Der Mensch als Marionette
- Das Chaos scheint groß gewesen zu sein. Die Profis brachten die Uraufführung des „Triadischen Balletts“souverän über die Bühne. Oskar Schlemmer aber war unzufrieden. Der berühmte Maler tanzte persönlich mit – unter Pseudonym. Aber obwohl er durchaus sportlich, sogar athletisch war, musste er feststellen, dass er sich in seinem Kostüm, das er das erste Mal trug, kaum bewegen konnte. Auch die anderen Tänzer verloren bei der Aufführung ganze Kostümteile – auf der Bühne flogen die Reste umher.

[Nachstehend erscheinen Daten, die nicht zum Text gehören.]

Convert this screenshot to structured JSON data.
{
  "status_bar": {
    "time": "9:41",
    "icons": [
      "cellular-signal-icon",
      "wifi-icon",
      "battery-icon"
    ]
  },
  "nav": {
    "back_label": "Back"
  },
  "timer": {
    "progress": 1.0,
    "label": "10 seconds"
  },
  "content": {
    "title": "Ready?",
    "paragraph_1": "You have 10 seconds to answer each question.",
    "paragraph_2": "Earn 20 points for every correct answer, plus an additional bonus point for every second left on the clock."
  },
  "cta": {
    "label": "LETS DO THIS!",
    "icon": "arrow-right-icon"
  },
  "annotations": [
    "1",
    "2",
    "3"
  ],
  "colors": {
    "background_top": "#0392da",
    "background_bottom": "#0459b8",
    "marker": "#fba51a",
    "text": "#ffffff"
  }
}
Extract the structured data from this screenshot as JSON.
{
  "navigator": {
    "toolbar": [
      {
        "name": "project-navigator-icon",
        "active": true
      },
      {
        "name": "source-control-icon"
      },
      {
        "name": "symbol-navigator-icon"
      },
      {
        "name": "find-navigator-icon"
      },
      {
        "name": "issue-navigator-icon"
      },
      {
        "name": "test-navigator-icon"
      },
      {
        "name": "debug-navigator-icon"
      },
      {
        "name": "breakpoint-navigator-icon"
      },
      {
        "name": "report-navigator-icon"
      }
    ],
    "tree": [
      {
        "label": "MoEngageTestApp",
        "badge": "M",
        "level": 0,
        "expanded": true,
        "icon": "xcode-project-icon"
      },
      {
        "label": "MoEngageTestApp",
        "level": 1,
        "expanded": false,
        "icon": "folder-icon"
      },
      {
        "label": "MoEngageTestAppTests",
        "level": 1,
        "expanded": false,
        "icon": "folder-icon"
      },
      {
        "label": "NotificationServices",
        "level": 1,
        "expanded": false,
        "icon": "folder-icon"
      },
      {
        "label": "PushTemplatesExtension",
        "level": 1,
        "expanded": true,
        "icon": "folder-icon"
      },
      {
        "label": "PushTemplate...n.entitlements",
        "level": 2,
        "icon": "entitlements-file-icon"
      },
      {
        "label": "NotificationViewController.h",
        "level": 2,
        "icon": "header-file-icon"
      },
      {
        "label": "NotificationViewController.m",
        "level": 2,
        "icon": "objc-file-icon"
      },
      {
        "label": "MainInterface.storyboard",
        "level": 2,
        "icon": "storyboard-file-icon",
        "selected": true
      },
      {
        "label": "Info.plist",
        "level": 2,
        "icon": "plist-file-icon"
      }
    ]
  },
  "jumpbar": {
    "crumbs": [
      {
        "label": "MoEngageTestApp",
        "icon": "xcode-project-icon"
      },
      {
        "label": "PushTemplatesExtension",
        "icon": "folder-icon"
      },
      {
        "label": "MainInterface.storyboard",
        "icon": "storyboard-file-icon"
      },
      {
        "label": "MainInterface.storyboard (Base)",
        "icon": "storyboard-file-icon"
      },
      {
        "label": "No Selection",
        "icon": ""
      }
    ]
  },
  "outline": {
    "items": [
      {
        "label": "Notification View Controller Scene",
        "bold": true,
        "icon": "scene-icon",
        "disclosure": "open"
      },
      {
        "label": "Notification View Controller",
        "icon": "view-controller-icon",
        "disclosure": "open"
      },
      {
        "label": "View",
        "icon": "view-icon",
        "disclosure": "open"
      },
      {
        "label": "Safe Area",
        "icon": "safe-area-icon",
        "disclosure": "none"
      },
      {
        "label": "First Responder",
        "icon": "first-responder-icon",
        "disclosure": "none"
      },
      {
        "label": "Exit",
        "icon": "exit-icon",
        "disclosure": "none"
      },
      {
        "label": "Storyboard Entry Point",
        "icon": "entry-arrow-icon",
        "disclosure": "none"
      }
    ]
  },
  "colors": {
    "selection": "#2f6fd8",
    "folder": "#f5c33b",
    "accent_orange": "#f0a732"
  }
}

Trotzdem hat Oskar Schlemmers „Triadisches Ballett“Weltgeschichte geschrieben. „Es war – man kann sagen – ein Erfolg“, konstatierte Schlemmer hinterher. Dass sehr viel schief lief an diesem Premierenabend im September 1922 im Württembergischen Landestheater in Stuttgart habe seltsamerweise nicht einmal „die gehässigste Zeitung erwähnt oder ausgenutzt“. Die „Frankfurter Zeitung“war sogar begeistert: „Der Grund ist gelegt zu einem ganz modernen Ballett, das wirkliche Kunst ist.“
Schlemmers „Triadisches Ballett“mag den Tanz beeinflusst haben, in jedem Fall hat er Kunst, Pop und Mode inspiriert – und tut es sogar noch heute. Das zeigt die neue Ausstellung „Moved by Schlemmer“in der Staatsgalerie Stuttgart. Sie hat 100 Jahre nach der Uraufführung des „Triadischen Balletts“drei Künstlerinnen eingeladen, sich mit dem Hauptwerk ihrer Sammlung zu beschäftigen: Ulla von Brandenburg, Kalin Lindena und Haegue Yang.
Während Haegue Yang bei ihren Skulpturen aus zahllosen kleinen Glöckchen auch Formen des „Triadischen Balletts“aufgreift, ist von diesem bei Ulla von Brandenburg nur ein Schatten zurückgeblieben. Sie hat zwei Säle mit ockerfarbenem Stoff ausgekleidet, und wenn man durch die großen Vorhänge tritt, taucht man in eine geheimnisvolle Welt zwischen Bühne und Manege ein. Denn die Eckpfeiler des „Triadischen Balletts“waren das Theater und der Zirkus. In einem Schwarz-Weiß-Film sieht man entsprechend Harlekine, die eher linkisch als kunstvoll Stäbe balancieren lassen und Karton und Kugel schleppen. Eine fröhliche Clownerie.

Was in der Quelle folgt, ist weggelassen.